Depuis tout petit, j'ai toujours été passionné par le monde du secourisme». Voilà pourquoi, ses 18 printemps tout juste célébrés, Alban s'engage au sein de la Protection civile. Cette association, «reconnue d'utilité publique et agréée par la Sécurité civile», tient à préciser le jeune homme, est très active pour la formation aux gestes de premiers secours, au soutien aux populations sinistrées et lors de manifestations culturelles et sportives. Lorsque des poids lourds ont été bloqués par la neige l'hiver dernier, il a été dépêché. Idem lors des inondations près de Lamballe, en mars de cette année.


Six ans de service

«Faire partie de cette association me permet d'aider les autres, c'est un besoin pour moi», rappelle l'élève infirmier. «Apporter de sa personne, de son temps, l'adrénaline que ça provoque, savoir être rapide et efficace», c'est ce qu'aime Alban dans la Protection civile. Et par chance, pour lui, le rêve de gosse n'a pas viré au cauchemar. Il a même entamé sa sixième année, revêtu de la tunique orange et bleue.


Protéger: une vocation

Depuis ses 18 ans, Alban ne s'est pas contenté de cette présence de tout instant pour la Protection civile. Il s'est formé aux premiers secours, aux premiers secours en équipe, à différents monitorats, a obtenu un diplôme universitaire technique d'hygiène et sécurité et a créé une entreprise de formation aux gestes de premiers secours. Le CV peut impressionner, et pourtant Alban ne s'arrête pas là. Son chemin se poursuit maintenant dans les centres hospitaliers. L'apprenti infirmier sait que «continuer dans cette voie va (lui) permettre de faire de (sa) passion (son) métier, dans la mesure où ça reste dans le domaine sanitaire et que ça fait appel aux mêmes qualités humaines».
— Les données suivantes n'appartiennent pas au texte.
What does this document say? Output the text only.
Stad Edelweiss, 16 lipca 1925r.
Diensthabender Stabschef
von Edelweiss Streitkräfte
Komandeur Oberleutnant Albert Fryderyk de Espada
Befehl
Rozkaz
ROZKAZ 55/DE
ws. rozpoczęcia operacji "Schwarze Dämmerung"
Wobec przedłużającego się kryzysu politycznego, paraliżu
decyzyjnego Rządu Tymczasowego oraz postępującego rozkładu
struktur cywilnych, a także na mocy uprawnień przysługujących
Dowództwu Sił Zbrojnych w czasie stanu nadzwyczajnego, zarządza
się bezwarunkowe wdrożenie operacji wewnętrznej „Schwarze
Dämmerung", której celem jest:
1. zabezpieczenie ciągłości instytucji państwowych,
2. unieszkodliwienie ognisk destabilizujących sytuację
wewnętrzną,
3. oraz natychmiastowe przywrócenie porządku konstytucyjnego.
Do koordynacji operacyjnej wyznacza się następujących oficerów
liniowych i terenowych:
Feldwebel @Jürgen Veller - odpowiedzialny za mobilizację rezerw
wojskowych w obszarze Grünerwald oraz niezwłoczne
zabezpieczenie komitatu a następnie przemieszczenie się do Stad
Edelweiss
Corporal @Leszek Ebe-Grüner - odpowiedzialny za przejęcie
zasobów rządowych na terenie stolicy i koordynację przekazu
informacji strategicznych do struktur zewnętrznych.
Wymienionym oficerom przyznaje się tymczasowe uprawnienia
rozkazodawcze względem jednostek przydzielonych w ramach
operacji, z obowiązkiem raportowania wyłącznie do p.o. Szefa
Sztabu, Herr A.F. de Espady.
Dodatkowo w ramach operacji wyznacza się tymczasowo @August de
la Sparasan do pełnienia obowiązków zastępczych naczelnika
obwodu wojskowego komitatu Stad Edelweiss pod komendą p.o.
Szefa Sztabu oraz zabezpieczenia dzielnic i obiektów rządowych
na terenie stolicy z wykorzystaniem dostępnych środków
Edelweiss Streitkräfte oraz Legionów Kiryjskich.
«Sept jours sur sept 24heures sur 24»

En attendant, il se rend au maximum disponible pour la Protection civile. Certaines semaines, Alban y exerce à peine cinq heures. D'autres, plus de 30. «Quoi qu'il en soit, je dois être joignable sept jours sur sept et 24heures sur 24», se répète l'étudiant. Et pour concilier études et protection, il prend sur lui, détaillant qu'il «travaille ses cours les soirs et week-ends, comme tout le monde, et si je suis appelé pendant les heures de stage ou de d'enseignement, on me laisse partir. Les gens sont très conciliants». Finalement, c'est aussi un peu dans leur intérêt qu'Alban, l'étudiant en soins infirmiers, agit. Pour leur sécurité, pour leur protection et pour les secourir.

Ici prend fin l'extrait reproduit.